Correspondence and accounts of Thomas Pyne

Archive Collection

Scope and Content

Papers, 1835-c1975, of and relating to the Rev Thomas Pyne, comprising correspondence and accounts, 1839-1845 and undated, documenting Pyne's guardianship of (John) Ossoo Ansah and (William) Quanti Massah in England (1840), associated expenses, and aspects of their trip including invitations to dinner, entrance permits to London Zoo and to George Heriot's Hospital [School], Edinburgh, undated plan of a breakwater, Falmouth(?), undated print of Brighton Pavilion and other ephemera relating to places visited, photographs of paintings of the princes, and various visiting cards; other correspondence and papers of Pyne, 1835-1873 and undated, including printed Thanksgiving sermon preached at St Peter's Church, New York, including anti-slavery sentiments, 1835, pamphlets by Pyne on peace, 1844 and undated, and astronomy, 1852, a letter from L'Institut d'Afrique to Pyne concerning honorary membership, 1843, miscellaneous pamphlets relating to African affairs, and a photograph of Pyne, 1870; correspondence, notes, transcripts from original documents, and other papers, 1950-1953, c1975 and undated, concerning Pyne and his papers, and the two princes, including their portraits.

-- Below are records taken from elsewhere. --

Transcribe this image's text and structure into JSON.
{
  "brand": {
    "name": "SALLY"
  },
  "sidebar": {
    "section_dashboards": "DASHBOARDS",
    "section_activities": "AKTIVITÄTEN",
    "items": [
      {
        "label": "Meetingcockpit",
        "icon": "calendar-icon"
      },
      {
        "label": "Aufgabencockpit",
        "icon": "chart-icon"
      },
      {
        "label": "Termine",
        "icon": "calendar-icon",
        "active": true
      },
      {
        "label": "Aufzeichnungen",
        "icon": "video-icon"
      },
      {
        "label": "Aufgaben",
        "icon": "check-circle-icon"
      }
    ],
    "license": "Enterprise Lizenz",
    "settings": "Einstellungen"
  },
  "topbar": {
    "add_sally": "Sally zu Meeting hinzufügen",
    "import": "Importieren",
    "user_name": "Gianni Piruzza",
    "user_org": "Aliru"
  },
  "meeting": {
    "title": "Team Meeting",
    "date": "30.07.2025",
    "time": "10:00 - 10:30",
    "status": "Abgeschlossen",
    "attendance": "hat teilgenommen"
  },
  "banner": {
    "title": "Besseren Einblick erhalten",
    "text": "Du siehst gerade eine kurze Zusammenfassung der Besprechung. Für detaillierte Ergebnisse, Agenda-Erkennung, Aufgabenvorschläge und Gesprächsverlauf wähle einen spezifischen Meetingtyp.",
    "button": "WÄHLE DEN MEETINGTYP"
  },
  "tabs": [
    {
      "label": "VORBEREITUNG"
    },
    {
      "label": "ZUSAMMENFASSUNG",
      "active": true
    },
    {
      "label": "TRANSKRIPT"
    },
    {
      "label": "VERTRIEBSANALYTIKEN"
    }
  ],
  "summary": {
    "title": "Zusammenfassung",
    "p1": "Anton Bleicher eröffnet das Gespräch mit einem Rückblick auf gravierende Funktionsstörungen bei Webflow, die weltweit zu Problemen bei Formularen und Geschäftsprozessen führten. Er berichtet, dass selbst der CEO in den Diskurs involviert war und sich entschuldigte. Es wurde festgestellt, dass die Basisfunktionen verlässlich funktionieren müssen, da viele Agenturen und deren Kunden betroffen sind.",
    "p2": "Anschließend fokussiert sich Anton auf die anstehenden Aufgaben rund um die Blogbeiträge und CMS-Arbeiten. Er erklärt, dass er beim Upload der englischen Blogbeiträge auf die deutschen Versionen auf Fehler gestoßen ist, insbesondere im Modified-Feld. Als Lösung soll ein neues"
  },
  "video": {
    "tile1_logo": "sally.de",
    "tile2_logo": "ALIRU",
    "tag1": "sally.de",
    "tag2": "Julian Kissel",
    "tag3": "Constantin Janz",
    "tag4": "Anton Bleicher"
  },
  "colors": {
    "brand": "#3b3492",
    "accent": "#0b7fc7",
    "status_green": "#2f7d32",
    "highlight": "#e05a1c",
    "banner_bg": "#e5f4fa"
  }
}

Administrative / Biographical History

Born in London, 1801; son of a leather merchant; studied at St John's College, Cambridge; BA, 1824; MA, 1832; ordained in the Anglican church; the family emigrated to America, 1833; appointed Rector of St Peter's, New York, and Librarian of the General Theological Seminary of the Protestant Episcopal Church in the United States; was dismissed after preaching a Thanksgiving sermon advocating emancipation of slaves, 1835; returned to London and became curate of Tooting (Surrey); given responsibility for the guardianship of two princes from the Gold Coast, (John) Ossoo Ansah (c1822-1884), son of the reigning king of Ashanti, and his cousin (William) Quanti Massah (Nkwantamisa) (d 1859), 1840; the princes had been sent as hostages under a peace treaty of 1831 between the Ashantis and the British government and it was felt that they would benefit from a trip to England, including her manufacturing towns; Pyne was subsequently perpetual curate of St Paul, Hook, near Kingston-upon-Thames, Surrey, 1843-1873; married Elizabeth (d 1911), daughter of Thomas Waters, 1860; believed in the power of hypnosis, advocated teetotalism, and opposed capital punishment; died, 1873. Publications included: translation of Pagan Rome (1839); Vital Magnetism: a remedy (1844); Judaea libera; or, the Eligibility of the Jews ... to Parliaments (1850); The Law of Kindness (1850); The Sabbath: its origin and perpetuity vindicated, from the Old and New Testaments [1850?]; A Glance at the Heavens, or, Sketch of Modern Astronomy (1852); A Memoir of the Rev R F Walker [1855]; translation of César Henri Abraham Malan's Traits of Romanism in Switzerland [1859?]. For further information see Maboth Moseley, 'The Ashanti Hostages in Britain', West Africa, 1 Nov 1952, p 1013.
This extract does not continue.